问题
Using Wikipedia's dumps I want to build a hierarchy for its categories. I have downloaded the main dump (enwiki-latest-pages-articles) and the category SQL dump (enwiki-latest-category). But I can't find the hierarchy information.
For example, the SQL categories' dump has entries for each category but I can't find anything about how they relate to each other.
The other dump (latest-pages-articles) says the parent categories for each page but in an unordered way. It just states all the parents.
I have seen wikiprep's category hierarchy (http://www.cs.technion.ac.il/~gabr/resources/code/wikiprep/)... How is that one constructed? Wikiprep lists the category ID, not its name.

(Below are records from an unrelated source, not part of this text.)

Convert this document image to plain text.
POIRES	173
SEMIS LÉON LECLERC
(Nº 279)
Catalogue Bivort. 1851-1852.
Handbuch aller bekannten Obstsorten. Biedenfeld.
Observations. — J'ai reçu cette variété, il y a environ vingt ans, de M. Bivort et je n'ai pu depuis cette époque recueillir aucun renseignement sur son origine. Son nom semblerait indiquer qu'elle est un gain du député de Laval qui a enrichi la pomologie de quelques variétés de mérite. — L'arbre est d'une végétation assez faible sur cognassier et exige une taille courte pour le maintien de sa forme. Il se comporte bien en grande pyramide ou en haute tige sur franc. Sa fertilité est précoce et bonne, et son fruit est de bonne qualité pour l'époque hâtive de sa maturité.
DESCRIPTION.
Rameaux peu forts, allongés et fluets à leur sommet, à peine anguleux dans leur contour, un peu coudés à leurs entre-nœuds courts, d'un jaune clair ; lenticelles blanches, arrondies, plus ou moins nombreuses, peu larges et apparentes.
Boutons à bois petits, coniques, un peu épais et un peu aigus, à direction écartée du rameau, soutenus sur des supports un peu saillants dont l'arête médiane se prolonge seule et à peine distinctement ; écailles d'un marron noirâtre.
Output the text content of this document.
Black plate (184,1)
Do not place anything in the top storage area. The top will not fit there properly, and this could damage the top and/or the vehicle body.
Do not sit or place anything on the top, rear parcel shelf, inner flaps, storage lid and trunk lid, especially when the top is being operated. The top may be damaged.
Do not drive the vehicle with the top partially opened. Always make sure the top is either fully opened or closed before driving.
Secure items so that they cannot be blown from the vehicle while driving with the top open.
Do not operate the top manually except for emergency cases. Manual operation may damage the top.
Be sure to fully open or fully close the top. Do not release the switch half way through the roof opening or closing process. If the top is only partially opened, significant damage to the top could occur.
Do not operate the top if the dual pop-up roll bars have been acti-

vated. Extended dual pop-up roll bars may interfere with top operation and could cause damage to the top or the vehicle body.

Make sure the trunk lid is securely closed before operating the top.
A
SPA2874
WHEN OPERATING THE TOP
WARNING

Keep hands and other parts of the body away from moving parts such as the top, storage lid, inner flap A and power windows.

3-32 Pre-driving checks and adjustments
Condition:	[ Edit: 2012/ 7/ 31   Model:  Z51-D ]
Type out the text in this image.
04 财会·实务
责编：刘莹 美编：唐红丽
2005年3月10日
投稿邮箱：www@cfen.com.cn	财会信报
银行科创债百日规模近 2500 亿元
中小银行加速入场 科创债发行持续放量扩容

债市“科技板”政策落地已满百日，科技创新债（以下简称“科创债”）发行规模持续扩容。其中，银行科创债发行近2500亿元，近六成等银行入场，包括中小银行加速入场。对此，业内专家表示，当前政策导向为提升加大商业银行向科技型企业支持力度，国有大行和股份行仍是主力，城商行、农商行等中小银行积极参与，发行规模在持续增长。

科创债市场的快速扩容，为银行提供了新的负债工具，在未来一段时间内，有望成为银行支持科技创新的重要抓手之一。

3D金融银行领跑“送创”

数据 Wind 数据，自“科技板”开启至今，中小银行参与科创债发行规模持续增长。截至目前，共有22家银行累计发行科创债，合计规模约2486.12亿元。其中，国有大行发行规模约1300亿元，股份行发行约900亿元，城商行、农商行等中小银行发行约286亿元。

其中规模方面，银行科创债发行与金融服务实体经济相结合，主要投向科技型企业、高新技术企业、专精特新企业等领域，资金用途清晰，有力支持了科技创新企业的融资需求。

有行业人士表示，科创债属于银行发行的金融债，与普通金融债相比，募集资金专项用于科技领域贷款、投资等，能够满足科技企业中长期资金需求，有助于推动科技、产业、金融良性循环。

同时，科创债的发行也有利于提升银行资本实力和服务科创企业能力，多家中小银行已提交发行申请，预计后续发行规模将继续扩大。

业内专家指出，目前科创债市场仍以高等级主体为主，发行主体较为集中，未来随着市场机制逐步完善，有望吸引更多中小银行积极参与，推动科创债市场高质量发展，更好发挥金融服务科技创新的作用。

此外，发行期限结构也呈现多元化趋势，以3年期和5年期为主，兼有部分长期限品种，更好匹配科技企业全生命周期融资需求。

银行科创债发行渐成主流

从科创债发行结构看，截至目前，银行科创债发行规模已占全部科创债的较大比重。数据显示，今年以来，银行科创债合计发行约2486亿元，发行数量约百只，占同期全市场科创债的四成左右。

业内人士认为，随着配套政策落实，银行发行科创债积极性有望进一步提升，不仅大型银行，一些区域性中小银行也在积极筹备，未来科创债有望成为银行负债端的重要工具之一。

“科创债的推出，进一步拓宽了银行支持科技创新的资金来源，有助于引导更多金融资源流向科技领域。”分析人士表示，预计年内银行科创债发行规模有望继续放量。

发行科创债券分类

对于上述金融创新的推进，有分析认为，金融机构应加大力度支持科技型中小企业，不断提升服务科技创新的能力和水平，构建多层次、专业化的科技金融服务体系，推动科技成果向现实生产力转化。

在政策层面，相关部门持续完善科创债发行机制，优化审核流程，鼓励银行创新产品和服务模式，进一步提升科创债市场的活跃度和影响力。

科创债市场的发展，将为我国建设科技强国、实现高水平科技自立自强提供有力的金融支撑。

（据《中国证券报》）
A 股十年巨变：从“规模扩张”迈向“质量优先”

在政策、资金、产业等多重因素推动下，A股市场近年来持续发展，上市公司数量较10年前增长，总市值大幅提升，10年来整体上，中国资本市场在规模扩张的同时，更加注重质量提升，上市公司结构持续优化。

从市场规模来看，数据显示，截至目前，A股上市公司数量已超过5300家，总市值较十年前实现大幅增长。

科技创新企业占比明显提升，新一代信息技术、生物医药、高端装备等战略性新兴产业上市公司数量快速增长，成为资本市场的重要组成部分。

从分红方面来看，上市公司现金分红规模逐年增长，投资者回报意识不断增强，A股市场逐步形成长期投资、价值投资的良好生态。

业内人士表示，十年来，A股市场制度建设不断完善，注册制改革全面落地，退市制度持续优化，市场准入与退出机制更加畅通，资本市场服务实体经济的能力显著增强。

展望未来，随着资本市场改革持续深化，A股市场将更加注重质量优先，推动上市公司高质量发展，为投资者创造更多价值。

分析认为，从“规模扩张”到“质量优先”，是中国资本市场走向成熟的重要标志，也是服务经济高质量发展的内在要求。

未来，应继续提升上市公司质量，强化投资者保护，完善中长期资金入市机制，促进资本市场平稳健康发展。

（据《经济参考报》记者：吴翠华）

Is there a way to get the name for each ID?
回答1:
The category hierarchy information in MediaWiki is stored in the categorylinks table, so you're going to need the categorylinks
dump.
You're also going to need the page
(not pages-articles
) dump for page id to title mapping.
回答2:
Loading the dump of category links etc... to build a wikipedia hierarchy is very long (even if interesting).
I found fast path that give good result. I rely on wikipedia vital articles hierarchy. See for instance, sensimark for an example use.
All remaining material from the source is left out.